Thursday, March 8, 2012

Teacher Incentive Program in Chicago: No Overall Impact on Student Achievement


Final Report Shows Teacher Retention Boost, However

The final report from Mathematica Policy Research on the Chicago Teacher Advancement Program (Chicago TAP) found that the program increased teacher retention in some schools. For example, teachers in Chicago TAP schools at the start of the program in fall 2007 were about 20 percent more likely than teachers in comparison schools to be in those same schools three years later (67 percent retention rate versus 56 percent). However, the program did not have an impact on student achievement overall within the four-year rollout period in the Chicago Public Schools (CPS).

Chicago TAP aimed to improve schools by raising teacher quality. It provided teachers with opportunities for professional growth, promotion to school leadership roles, structured feedback, mentoring, and performance-based pay, program aspects that may have contributed to higher teacher retention rates. More than 200 schools around the country have implemented the national TAP model on which Chicago TAP was originally based. Funded primarily by a federal Teacher Incentive Fund grant, CPS implemented Chicago TAP as a pilot program intended for 40 high need schools. The program began in 2007 in 10 schools with a rollout plan to add 10 new Chicago TAP schools each year of the grant’s four-year period.
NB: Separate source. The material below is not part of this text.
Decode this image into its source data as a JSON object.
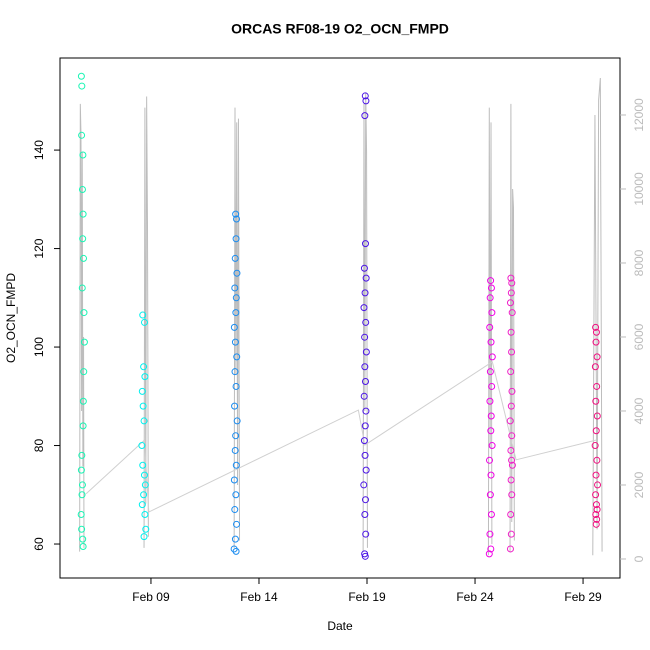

Although Chicago TAP increased the amount of mentoring, promotion opportunities, and compensation in participating schools relative to non-TAP schools, the program did not implement its performance-based pay component as initially intended. Average teacher performance awards were smaller than the originally stated targets, never exceeding $1,500 in the first year of a school’s implementation or $2,700 in subsequent years. The maximum payout never exceeded $2,700 in the first year of implementation or $6,400 in subsequent years of implementation. In addition, the teacher value-added component was not implemented because the data needed to reliably link students and teachers were not available. Payouts each year were tied to value added calculated at the school or school-grade level, not at the classroom level as originally planned.
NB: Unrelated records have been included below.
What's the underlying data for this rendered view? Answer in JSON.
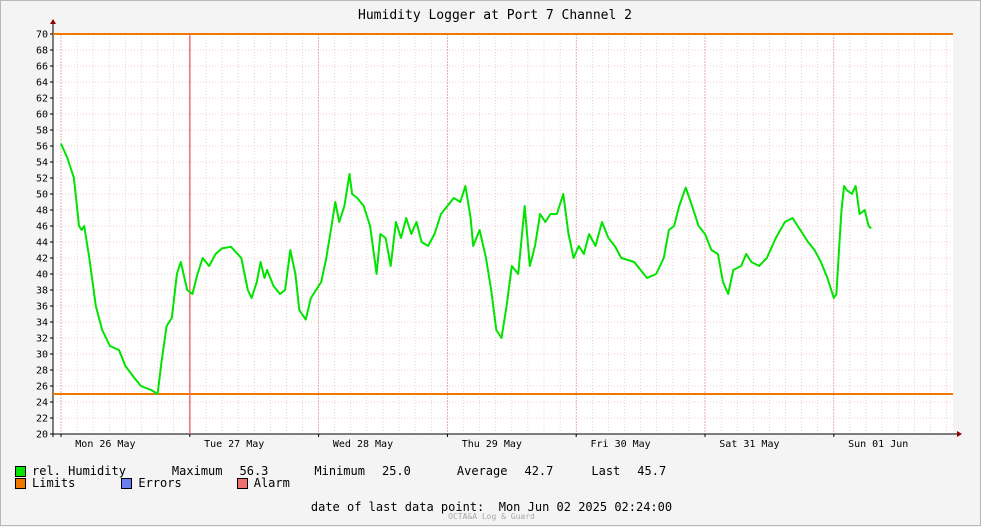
{
  "chart_data": {
    "type": "line",
    "title": "Humidity Logger at Port 7 Channel 2",
    "ylim": [
      20,
      70
    ],
    "y_ticks": [
      "20",
      "22",
      "24",
      "26",
      "28",
      "30",
      "32",
      "34",
      "36",
      "38",
      "40",
      "42",
      "44",
      "46",
      "48",
      "50",
      "52",
      "54",
      "56",
      "58",
      "60",
      "62",
      "64",
      "66",
      "68",
      "70"
    ],
    "x_ticks": [
      "Mon 26 May",
      "Tue 27 May",
      "Wed 28 May",
      "Thu 29 May",
      "Fri 30 May",
      "Sat 31 May",
      "Sun 01 Jun"
    ],
    "grid": true,
    "limits": {
      "upper": 70,
      "lower": 25,
      "color": "#f07800"
    },
    "alarm_marker": {
      "x_day": 1.0
    },
    "series": [
      {
        "name": "rel. Humidity",
        "color": "#00e400",
        "points": [
          [
            0.0,
            56.3
          ],
          [
            0.05,
            54.5
          ],
          [
            0.1,
            52.0
          ],
          [
            0.12,
            49.0
          ],
          [
            0.14,
            46.0
          ],
          [
            0.16,
            45.5
          ],
          [
            0.18,
            46.0
          ],
          [
            0.22,
            42.0
          ],
          [
            0.27,
            36.0
          ],
          [
            0.32,
            33.0
          ],
          [
            0.38,
            31.0
          ],
          [
            0.45,
            30.5
          ],
          [
            0.5,
            28.5
          ],
          [
            0.57,
            27.0
          ],
          [
            0.62,
            26.0
          ],
          [
            0.7,
            25.5
          ],
          [
            0.75,
            25.0
          ],
          [
            0.78,
            29.0
          ],
          [
            0.82,
            33.5
          ],
          [
            0.86,
            34.5
          ],
          [
            0.9,
            40.0
          ],
          [
            0.93,
            41.5
          ],
          [
            0.98,
            38.0
          ],
          [
            1.02,
            37.5
          ],
          [
            1.06,
            40.0
          ],
          [
            1.1,
            42.0
          ],
          [
            1.15,
            41.0
          ],
          [
            1.2,
            42.5
          ],
          [
            1.25,
            43.2
          ],
          [
            1.32,
            43.4
          ],
          [
            1.4,
            42.0
          ],
          [
            1.45,
            38.0
          ],
          [
            1.48,
            37.0
          ],
          [
            1.52,
            39.0
          ],
          [
            1.55,
            41.5
          ],
          [
            1.58,
            39.5
          ],
          [
            1.6,
            40.5
          ],
          [
            1.65,
            38.5
          ],
          [
            1.7,
            37.5
          ],
          [
            1.74,
            38.0
          ],
          [
            1.78,
            43.0
          ],
          [
            1.82,
            40.0
          ],
          [
            1.85,
            35.5
          ],
          [
            1.9,
            34.3
          ],
          [
            1.94,
            37.0
          ],
          [
            1.98,
            38.0
          ],
          [
            2.02,
            39.0
          ],
          [
            2.06,
            42.0
          ],
          [
            2.1,
            46.0
          ],
          [
            2.13,
            49.0
          ],
          [
            2.16,
            46.5
          ],
          [
            2.2,
            48.5
          ],
          [
            2.24,
            52.5
          ],
          [
            2.26,
            50.0
          ],
          [
            2.3,
            49.5
          ],
          [
            2.35,
            48.5
          ],
          [
            2.4,
            46.0
          ],
          [
            2.45,
            40.0
          ],
          [
            2.48,
            45.0
          ],
          [
            2.52,
            44.5
          ],
          [
            2.56,
            41.0
          ],
          [
            2.6,
            46.5
          ],
          [
            2.64,
            44.5
          ],
          [
            2.68,
            47.0
          ],
          [
            2.72,
            45.0
          ],
          [
            2.76,
            46.5
          ],
          [
            2.8,
            44.0
          ],
          [
            2.85,
            43.5
          ],
          [
            2.9,
            45.0
          ],
          [
            2.95,
            47.5
          ],
          [
            3.0,
            48.5
          ],
          [
            3.05,
            49.5
          ],
          [
            3.1,
            49.0
          ],
          [
            3.14,
            51.0
          ],
          [
            3.18,
            47.0
          ],
          [
            3.2,
            43.5
          ],
          [
            3.25,
            45.5
          ],
          [
            3.3,
            42.0
          ],
          [
            3.34,
            38.0
          ],
          [
            3.38,
            33.0
          ],
          [
            3.42,
            32.0
          ],
          [
            3.46,
            36.0
          ],
          [
            3.5,
            41.0
          ],
          [
            3.55,
            40.0
          ],
          [
            3.6,
            48.5
          ],
          [
            3.64,
            41.0
          ],
          [
            3.68,
            43.5
          ],
          [
            3.72,
            47.5
          ],
          [
            3.76,
            46.5
          ],
          [
            3.8,
            47.5
          ],
          [
            3.85,
            47.5
          ],
          [
            3.9,
            50.0
          ],
          [
            3.94,
            45.0
          ],
          [
            3.98,
            42.0
          ],
          [
            4.02,
            43.5
          ],
          [
            4.06,
            42.5
          ],
          [
            4.1,
            45.0
          ],
          [
            4.15,
            43.5
          ],
          [
            4.2,
            46.5
          ],
          [
            4.25,
            44.5
          ],
          [
            4.3,
            43.5
          ],
          [
            4.35,
            42.0
          ],
          [
            4.45,
            41.5
          ],
          [
            4.55,
            39.5
          ],
          [
            4.62,
            40.0
          ],
          [
            4.68,
            42.0
          ],
          [
            4.72,
            45.5
          ],
          [
            4.76,
            46.0
          ],
          [
            4.8,
            48.5
          ],
          [
            4.85,
            50.8
          ],
          [
            4.9,
            48.5
          ],
          [
            4.95,
            46.0
          ],
          [
            5.0,
            45.0
          ],
          [
            5.05,
            43.0
          ],
          [
            5.1,
            42.5
          ],
          [
            5.14,
            39.0
          ],
          [
            5.18,
            37.5
          ],
          [
            5.22,
            40.5
          ],
          [
            5.28,
            41.0
          ],
          [
            5.32,
            42.5
          ],
          [
            5.36,
            41.5
          ],
          [
            5.42,
            41.0
          ],
          [
            5.48,
            42.0
          ],
          [
            5.55,
            44.5
          ],
          [
            5.62,
            46.5
          ],
          [
            5.68,
            47.0
          ],
          [
            5.72,
            46.0
          ],
          [
            5.76,
            45.0
          ],
          [
            5.8,
            44.0
          ],
          [
            5.85,
            43.0
          ],
          [
            5.9,
            41.5
          ],
          [
            5.95,
            39.5
          ],
          [
            6.0,
            37.0
          ],
          [
            6.02,
            37.5
          ],
          [
            6.04,
            43.0
          ],
          [
            6.06,
            48.0
          ],
          [
            6.08,
            51.0
          ],
          [
            6.1,
            50.5
          ],
          [
            6.14,
            50.0
          ],
          [
            6.17,
            51.0
          ],
          [
            6.2,
            47.5
          ],
          [
            6.24,
            48.0
          ],
          [
            6.27,
            46.0
          ],
          [
            6.29,
            45.7
          ]
        ]
      },
      {
        "name": "Limits",
        "color": "#f07800"
      },
      {
        "name": "Errors",
        "color": "#6a7ef0"
      },
      {
        "name": "Alarm",
        "color": "#f07070"
      }
    ]
  },
  "stats": {
    "maximum_label": "Maximum",
    "maximum_value": "56.3",
    "minimum_label": "Minimum",
    "minimum_value": "25.0",
    "average_label": "Average",
    "average_value": "42.7",
    "last_label": "Last",
    "last_value": "45.7"
  },
  "footer": {
    "last_point_label": "date of last data point:",
    "last_point_value": "Mon Jun 02 2025 02:24:00",
    "watermark": "OCTA&A Log & Guard"
  }
}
The study, funded by a grant from the Joyce Foundation, evaluated Chicago TAP using rigorous methods and data gathered from student test score files, teacher surveys, and administrative records on CPS teachers and Chicago TAP participants. Mathematica randomly assigned 34 elementary (K–8) schools to their initial Chicago TAP implementation year. To complement the experimental analysis, the research team created a comparison sample from a pool of nearly 400 additional schools by matching them to the Chicago TAP schools according to prior student achievement, prior teacher retention, school size, and student demographics.